Pourquoi cela prend-il autant de temps chez Ford ? L’entreprise explique qu’il lui faut environ deux semaines pour recueillir assez de CV auprès d’agences pour l’emploi de la région et d’associations de minorités et d’anciens combattants. Ensuite, chaque candidat doit passer des tests de compréhension écrite et de logique. Cette première sélection prend au moins une semaine, mais souvent bien plus. Les candidats ayant réussi cette phase de tests doivent ensuite passer une visite médicale et un dépistage de drogues. Afin de pouvoir recruter 400 employés ne prenant pas de stupéfiants, l’entreprise affirme qu’elle doit étudier au moins 600 ou 700 candidatures, et cela ajoute deux semaines à la campagne de recrutement.

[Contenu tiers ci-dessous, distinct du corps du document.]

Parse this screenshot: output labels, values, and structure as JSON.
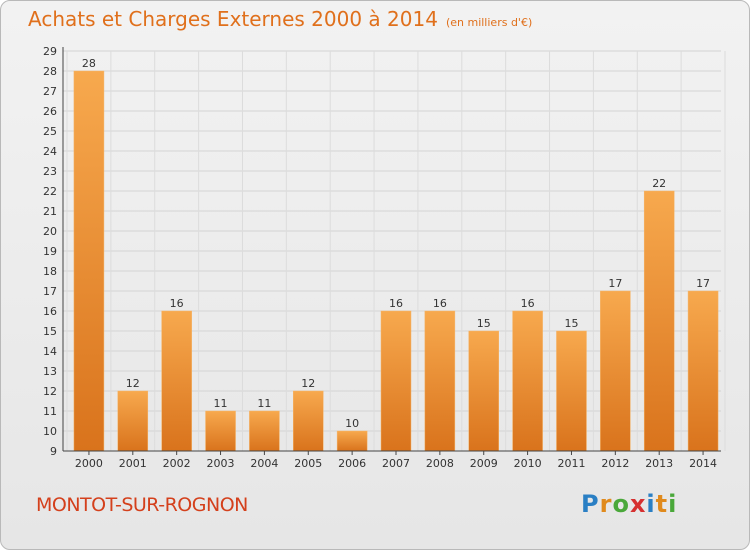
{
  "title": "Achats et Charges Externes 2000 à 2014",
  "subtitle": "(en milliers d'€)",
  "commune": "MONTOT-SUR-ROGNON",
  "logo": {
    "letters": [
      "P",
      "r",
      "o",
      "x",
      "i",
      "t",
      "i"
    ],
    "colors": [
      "#2a7fc4",
      "#e08a1c",
      "#4aa83a",
      "#d63030",
      "#2a7fc4",
      "#e08a1c",
      "#4aa83a"
    ]
  },
  "colors": {
    "bar_light": "#f7a94e",
    "bar_dark": "#d9731c",
    "accent": "#e0701c"
  },
  "chart_data": {
    "type": "bar",
    "title": "Achats et Charges Externes 2000 à 2014",
    "subtitle": "(en milliers d'€)",
    "categories": [
      "2000",
      "2001",
      "2002",
      "2003",
      "2004",
      "2005",
      "2006",
      "2007",
      "2008",
      "2009",
      "2010",
      "2011",
      "2012",
      "2013",
      "2014"
    ],
    "values": [
      28,
      12,
      16,
      11,
      11,
      12,
      10,
      16,
      16,
      15,
      16,
      15,
      17,
      22,
      17
    ],
    "ylim": [
      9,
      29
    ],
    "yticks": [
      9,
      10,
      11,
      12,
      13,
      14,
      15,
      16,
      17,
      18,
      19,
      20,
      21,
      22,
      23,
      24,
      25,
      26,
      27,
      28,
      29
    ],
    "grid": true,
    "xlabel": "",
    "ylabel": ""
  }
}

Les nouvelles recrues devront ensuite participer à une semaine d’intégration à l’entreprise. Ce séminaire d’intégration est assez poussé, alors Ford ne prévoit que cent employés à la fois. Il lui faut donc quatre semaines pour intégrer 400 employés. Ensuite, les employés sont fins prêts pour suivre la formation qui leur permettra d’occuper un poste spécifique. Cette formation prendra encore deux semaines.
Une fois détaillé, ce délai 12 semaines pour le processus de recrutement semble en effet indispensable. On peut donc affirmer que le planning de recrutement de Tesla n’est pas tenable.